The Court then restated the importance of correctly undertaking mode of trial (Section 17A Magistrates’ Courts Act 1980). It explained that the procedure is mandatory because “it contains important safeguards for a person appearing in the Magistrates’ Court on an offence which is triable either way”. It referred to a long line of authority holding that a failure to follow correctly the mode of trial procedure renders what follows a nullity and liable to be quashed.

C. Vacating Pleas

The Court found that “we are prepared to accept that the [Crown] court has a power to direct that a guilty plea be vacated even when the person who entered it does not seek that course, or even opposes it”. [112]
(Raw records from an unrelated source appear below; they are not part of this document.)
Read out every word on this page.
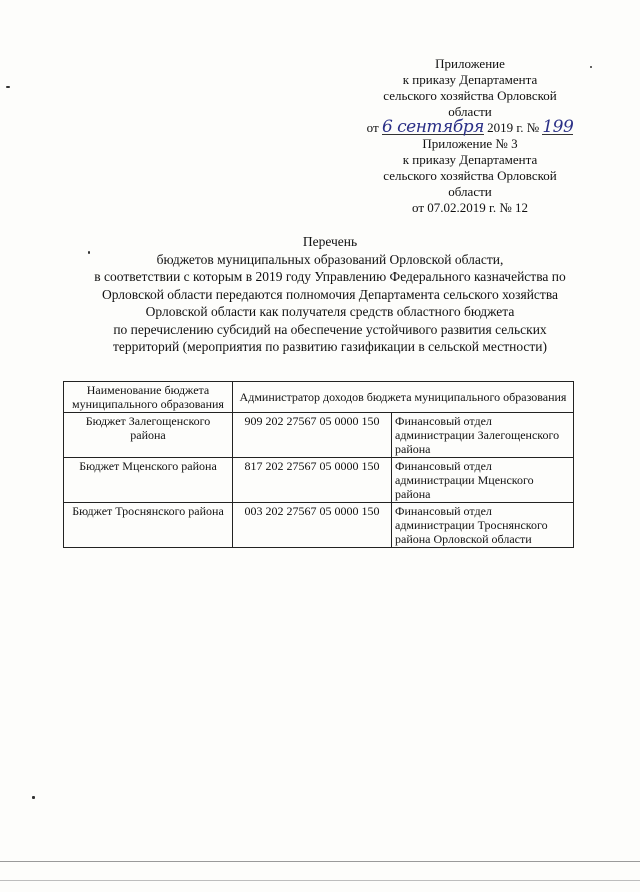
Приложение
к приказу Департамента
сельского хозяйства Орловской
области
от 6 сентября 2019 г. № 199
Приложение № 3
к приказу Департамента
сельского хозяйства Орловской
области
от 07.02.2019 г. № 12
Перечень
бюджетов муниципальных образований Орловской области,
в соответствии с которым в 2019 году Управлению Федерального казначейства по
Орловской области передаются полномочия Департамента сельского хозяйства
Орловской области как получателя средств областного бюджета
по перечислению субсидий на обеспечение устойчивого развития сельских
территорий (мероприятия по развитию газификации в сельской местности)
Наименование бюджета муниципального образования	Администратор доходов бюджета муниципального образования	
Бюджет Залегощенского района	909 202 27567 05 0000 150	Финансовый отдел администрации Залегощенского района
Бюджет Мценского района	817 202 27567 05 0000 150	Финансовый отдел администрации Мценского района
Бюджет Троснянского района	003 202 27567 05 0000 150	Финансовый отдел администрации Троснянского района Орловской области
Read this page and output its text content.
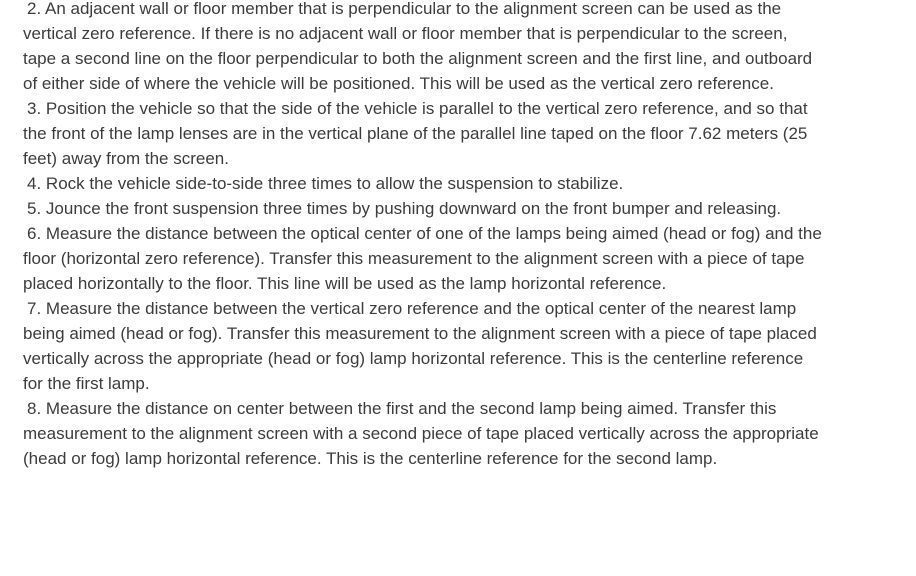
2. An adjacent wall or floor member that is perpendicular to the alignment screen can be used as the vertical zero reference. If there is no adjacent wall or floor member that is perpendicular to the screen, tape a second line on the floor perpendicular to both the alignment screen and the first line, and outboard of either side of where the vehicle will be positioned. This will be used as the vertical zero reference.
3. Position the vehicle so that the side of the vehicle is parallel to the vertical zero reference, and so that the front of the lamp lenses are in the vertical plane of the parallel line taped on the floor 7.62 meters (25 feet) away from the screen.
4. Rock the vehicle side-to-side three times to allow the suspension to stabilize.
5. Jounce the front suspension three times by pushing downward on the front bumper and releasing.
6. Measure the distance between the optical center of one of the lamps being aimed (head or fog) and the floor (horizontal zero reference). Transfer this measurement to the alignment screen with a piece of tape placed horizontally to the floor. This line will be used as the lamp horizontal reference.
7. Measure the distance between the vertical zero reference and the optical center of the nearest lamp being aimed (head or fog). Transfer this measurement to the alignment screen with a piece of tape placed vertically across the appropriate (head or fog) lamp horizontal reference. This is the centerline reference for the first lamp.
8. Measure the distance on center between the first and the second lamp being aimed. Transfer this measurement to the alignment screen with a second piece of tape placed vertically across the appropriate (head or fog) lamp horizontal reference. This is the centerline reference for the second lamp.
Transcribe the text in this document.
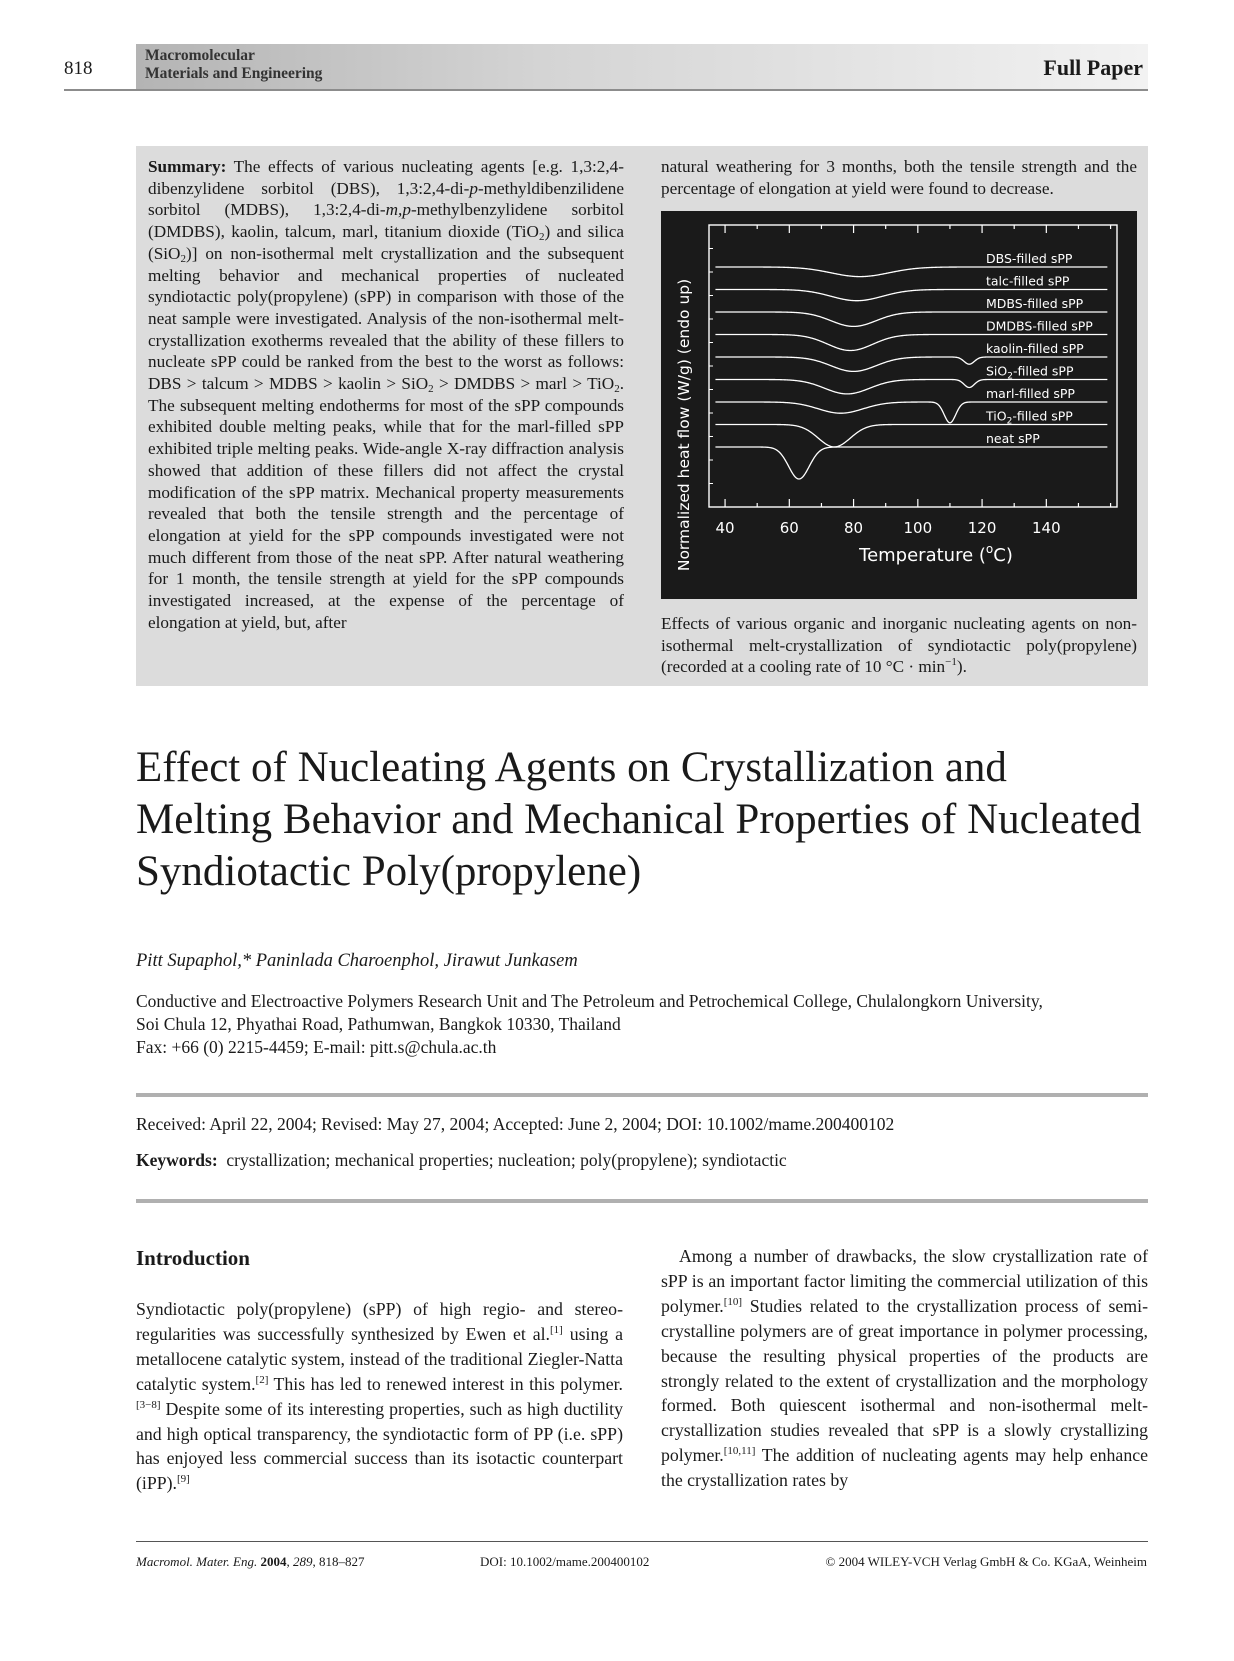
818
Macromolecular
Materials and Engineering	Full Paper
Summary: The effects of various nucleating agents [e.g. 1,3:2,4-dibenzylidene sorbitol (DBS), 1,3:2,4-di-p-methyldibenzilidene sorbitol (MDBS), 1,3:2,4-di-m,p-methylbenzylidene sorbitol (DMDBS), kaolin, talcum, marl, titanium dioxide (TiO$_2$) and silica (SiO$_2$)] on non-isothermal melt crystallization and the subsequent melting behavior and mechanical properties of nucleated syndiotactic poly(propylene) (sPP) in comparison with those of the neat sample were investigated. Analysis of the non-isothermal melt-crystallization exotherms revealed that the ability of these fillers to nucleate sPP could be ranked from the best to the worst as follows: DBS > talcum > MDBS > kaolin > SiO$_2$ > DMDBS > marl > TiO$_2$. The subsequent melting endotherms for most of the sPP compounds exhibited double melting peaks, while that for the marl-filled sPP exhibited triple melting peaks. Wide-angle X-ray diffraction analysis showed that addition of these fillers did not affect the crystal modification of the sPP matrix. Mechanical property measurements revealed that both the tensile strength and the percentage of elongation at yield for the sPP compounds investigated were not much different from those of the neat sPP. After natural weathering for 1 month, the tensile strength at yield for the sPP compounds investigated increased, at the expense of the percentage of elongation at yield, but, after
natural weathering for 3 months, both the tensile strength and the percentage of elongation at yield were found to decrease.
40	60	80	100 120 140
DBS-filled sPP
talc-filled sPP
MDBS-filled sPP
DMDBS-filled sPP
kaolin-filled sPP
SiO$_2$-filled sPP
marl-filled sPP
TiO$_2$-filled sPP
neat sPP
Temperature ($^o$C)
Normalized heat flow (W/g) (endo up)
Effects of various organic and inorganic nucleating agents on non-isothermal melt-crystallization of syndiotactic poly(propylene) (recorded at a cooling rate of 10 $^\circ C \cdot \min^{-1}$).
Effect of Nucleating Agents on Crystallization and Melting Behavior and Mechanical Properties of Nucleated Syndiotactic Poly(propylene)
Pitt Supaphol,* Paninlada Charoenphol, Jirawut Junkasem
Conductive and Electroactive Polymers Research Unit and The Petroleum and Petrochemical College, Chulalongkorn University,
Soi Chula 12, Phyathai Road, Pathumwan, Bangkok 10330, Thailand
Fax: +66 (0) 2215-4459; E-mail: pitt.s@chula.ac.th
Received: April 22, 2004; Revised: May 27, 2004; Accepted: June 2, 2004; DOI: 10.1002/mame.200400102
Keywords: crystallization; mechanical properties; nucleation; poly(propylene); syndiotactic
Introduction
Syndiotactic poly(propylene) (sPP) of high regio- and stereo-regularities was successfully synthesized by Ewen et al.[1] using a metallocene catalytic system, instead of the traditional Ziegler-Natta catalytic system.[2] This has led to renewed interest in this polymer.[3−8] Despite some of its interesting properties, such as high ductility and high optical transparency, the syndiotactic form of PP (i.e. sPP) has enjoyed less commercial success than its isotactic counterpart (iPP).[9]
Among a number of drawbacks, the slow crystallization rate of sPP is an important factor limiting the commercial utilization of this polymer.[10] Studies related to the crystallization process of semi-crystalline polymers are of great importance in polymer processing, because the resulting physical properties of the products are strongly related to the extent of crystallization and the morphology formed. Both quiescent isothermal and non-isothermal melt-crystallization studies revealed that sPP is a slowly crystallizing polymer.[10,11] The addition of nucleating agents may help enhance the crystallization rates by
Macromol. Mater. Eng. 2004, 289, 818–827	DOI: 10.1002/mame.200400102	© 2004 WILEY-VCH Verlag GmbH & Co. KGaA, Weinheim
“Such a power, though, must obviously only be exercised sparingly and when the interests of justice so require. It is unlikely to be appropriately used in order to rescue the prosecution from a muddle of their own making. More usually in cases where it appears that an important element has been misdescribed in the charge, to the adventitious advantage of the defendant, powers of amendment are more likely to be deployed, when available. That may cause a defendant to seek to be allowed to vacate a plea, which would no doubt often be allowed.”

D. Proving a committal for sentence

The Court stated that “where there is no doubt that the person before the court is the person who was committed for sentence in respect of the charge which the court is about to deal with, the failure to establish that by asking him to confirm it is not a jurisdictional failure rendering the sentencing process invalid”.

The Court then moved on to untangle the various problems which arose in the four individual appeals. I don’t set out here how that was done.

This case is obviously important and of major practical significance. It will be remembered for many reasons but one highlight is the withering observation by Edis LJ that “the sight of the prosecution [in the appeal of Gould] relying on the depths of its incompetence to extricate a serious and distressing case from the procedural nonsense it has created is not attractive. It is also misconceived.”